Lost in the smoke and mirrors of WikiLeaks and the Federal Reserve's admission of massive financial infusions to foreign banks and domestic corporations was a curious dialogue in the Washington Post between Bill Gates and Diane Ravitch (shown at right).

They are an interesting contrast. Gates has embraced the "cause" of "education reform," while Ravitch has sharply questioned the "reformers'" logic and tactics.

Ravitch's position has made her a target for the classist "reformers." Newsweek's Jonathan Alter had this observation regarding the scholar who was once the American right-wing's intellectual darling on education:

(Gates') biggest adversary now is Diane Ravitch, a jaundiced former Education Department official under George H.W. Bush, who changed sides in the debate and now attacks Gates-funded programs in books and articles. Ravitch, the Whittaker Chambers of school reform, gives intellectual heft to the National Education Association’s campaign to discredit even superb charter schools and trash intriguing reform ideas that may threaten its power.

The school debate has shown, among other things, that the classist crowd does not brook dissent.
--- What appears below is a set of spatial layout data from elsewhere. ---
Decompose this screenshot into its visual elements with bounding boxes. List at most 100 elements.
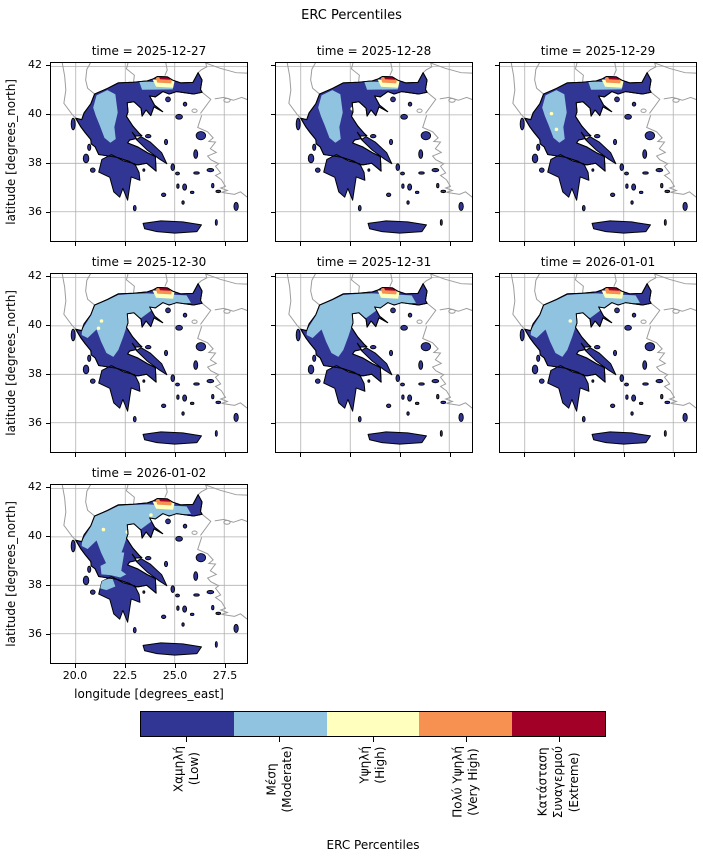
y-axis-label-text: latitude [degrees_north] [4, 79, 18, 225]
panel-title: time = 2025-12-30 [91, 255, 207, 269]
x-axis-label: longitude [degrees_east] [74, 687, 224, 701]
map-axes [50, 484, 248, 664]
y-tick-mark [46, 211, 50, 213]
y-tick-mark [271, 211, 275, 213]
colorbar-tick-label-line: Μέση [264, 763, 279, 796]
y-tick-mark [46, 324, 50, 326]
neighbor-borders [61, 274, 247, 409]
x-tick-mark [174, 242, 176, 246]
colorbar-tick-label-line: Χαμηλή [171, 746, 185, 793]
y-tick-mark [495, 64, 499, 66]
x-tick-label: 27.5 [212, 669, 238, 682]
y-tick-mark [495, 113, 499, 115]
greece-map [51, 274, 247, 452]
y-tick-label: 42 [28, 58, 42, 72]
coastline [300, 283, 428, 383]
y-tick-mark [46, 422, 50, 424]
x-tick-label: 22.5 [112, 669, 138, 682]
greece-map [276, 274, 472, 452]
colorbar-segment-high [326, 712, 420, 736]
greece-map [276, 63, 472, 241]
coastline [75, 72, 203, 172]
y-tick-label: 36 [28, 416, 42, 430]
x-tick-mark [573, 453, 575, 457]
x-tick-mark [174, 453, 176, 457]
colorbar-tick-label: Κατάσταση Συναγερμού (Extreme) [536, 746, 583, 818]
x-tick-mark [74, 664, 76, 668]
panel-title: time = 2026-01-01 [540, 255, 656, 269]
greece-map [500, 63, 696, 241]
x-tick-mark [349, 242, 351, 246]
y-tick-mark [46, 486, 50, 488]
panel-title: time = 2026-01-02 [91, 466, 207, 480]
y-tick-label: 42 [28, 480, 42, 494]
y-tick-label: 40 [28, 529, 42, 543]
y-tick-mark [271, 275, 275, 277]
y-tick-mark [495, 162, 499, 164]
y-tick-mark [46, 535, 50, 537]
colorbar-tick-mark [465, 737, 467, 742]
coastline [300, 72, 428, 172]
colorbar-tick-label: Υψηλή (High) [357, 746, 388, 784]
colorbar-segment-extreme [512, 712, 605, 736]
y-tick-mark [46, 162, 50, 164]
x-tick-mark [74, 453, 76, 457]
y-axis-label: latitude [degrees_north] [2, 273, 20, 453]
y-tick-label: 40 [28, 107, 42, 121]
x-tick-mark [399, 242, 401, 246]
colorbar-tick-label-line: Συναγερμού [551, 746, 566, 819]
x-tick-mark [124, 453, 126, 457]
x-tick-mark [74, 242, 76, 246]
y-tick-label: 42 [28, 269, 42, 283]
y-tick-mark [271, 113, 275, 115]
x-tick-mark [299, 242, 301, 246]
map-axes [50, 273, 248, 453]
x-tick-mark [124, 242, 126, 246]
y-tick-mark [46, 275, 50, 277]
neighbor-borders [286, 63, 472, 198]
greece-map [500, 274, 696, 452]
panel-title: time = 2025-12-29 [540, 44, 656, 58]
colorbar-axis-label: ERC Percentiles [326, 838, 420, 852]
x-tick-mark [124, 664, 126, 668]
y-axis-label: latitude [degrees_north] [2, 484, 20, 664]
y-tick-mark [46, 373, 50, 375]
x-tick-label: 25.0 [162, 669, 188, 682]
y-tick-mark [495, 324, 499, 326]
x-tick-mark [299, 453, 301, 457]
neighbor-borders [510, 274, 696, 409]
y-tick-mark [271, 324, 275, 326]
colorbar-tick-mark [186, 737, 188, 742]
map-axes [499, 62, 697, 242]
y-tick-label: 38 [28, 156, 42, 170]
x-tick-mark [623, 242, 625, 246]
y-tick-label: 40 [28, 318, 42, 332]
x-tick-mark [224, 453, 226, 457]
x-tick-mark [449, 453, 451, 457]
neighbor-borders [61, 63, 247, 198]
y-tick-mark [46, 113, 50, 115]
colorbar-tick-label-line: (Moderate) [279, 746, 294, 813]
x-tick-mark [224, 242, 226, 246]
colorbar-tick-label-line: Κατάσταση [536, 747, 550, 817]
y-tick-mark [495, 211, 499, 213]
colorbar-segment-moderate [233, 712, 327, 736]
colorbar-tick-label: Πολύ Υψηλή (Very High) [451, 746, 482, 818]
y-tick-mark [495, 422, 499, 424]
y-axis-label-text: latitude [degrees_north] [4, 501, 18, 647]
y-tick-label: 38 [28, 578, 42, 592]
y-tick-label: 36 [28, 627, 42, 641]
colorbar-tick-label-line: Πολύ Υψηλή [450, 746, 465, 818]
neighbor-borders [61, 485, 247, 620]
colorbar-tick-label-line: (Very High) [466, 748, 481, 816]
colorbar-tick-label: Χαμηλή (Low) [171, 746, 202, 792]
x-tick-mark [174, 664, 176, 668]
map-axes [50, 62, 248, 242]
colorbar-tick-label-line: (High) [373, 746, 387, 784]
figure-title: ERC Percentiles [301, 8, 402, 23]
y-tick-mark [46, 633, 50, 635]
x-tick-mark [523, 242, 525, 246]
colorbar-tick-mark [372, 737, 374, 742]
greece-map [51, 63, 247, 241]
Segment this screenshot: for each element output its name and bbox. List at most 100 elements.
Opposing views are turned into opportunities for vilification, as Alter aptly demonstrated by characterizing Gates' intellectual nemesis as "jaundiced" and a "Whittaker Chambers." Liberals have smugly asserted this style of mudslinging was something only conducted by uncouth right-wingers from backwoods states. Well, take a good look at the left side of the polemical road. It's not very savory.

It's also not very bright. The education scare is just as phony as the 50s Red scare was, an irony lost on Alter. Shameless spectacles, including Mark Zuckerberg's publicity stunt involving Newark schools and NBC's propagandistic "Education Week," were considered contributions to education progress. The big business interests swarming over educational institutions are rarely mentioned. Rupert Murdoch's brazen commercial dance with the New York City school system was noted, and quickly forgotten, in the wake of WikiLeaks.

Diane Ravitch's articulate point of view might help us salvage something from this mess. Her intellectual distinction and her disposition to speak her mind enable her to rally the routed, to slow the rush to judgment, and to enable cooler heads to prevail. We need that voice of reason now.

The photograph on the left (no pun intended) shows Bill Gates sitting between Waiting for Superman director Davis Guggenheim and Michelle Rhee on a recent Oprah Winfrey program.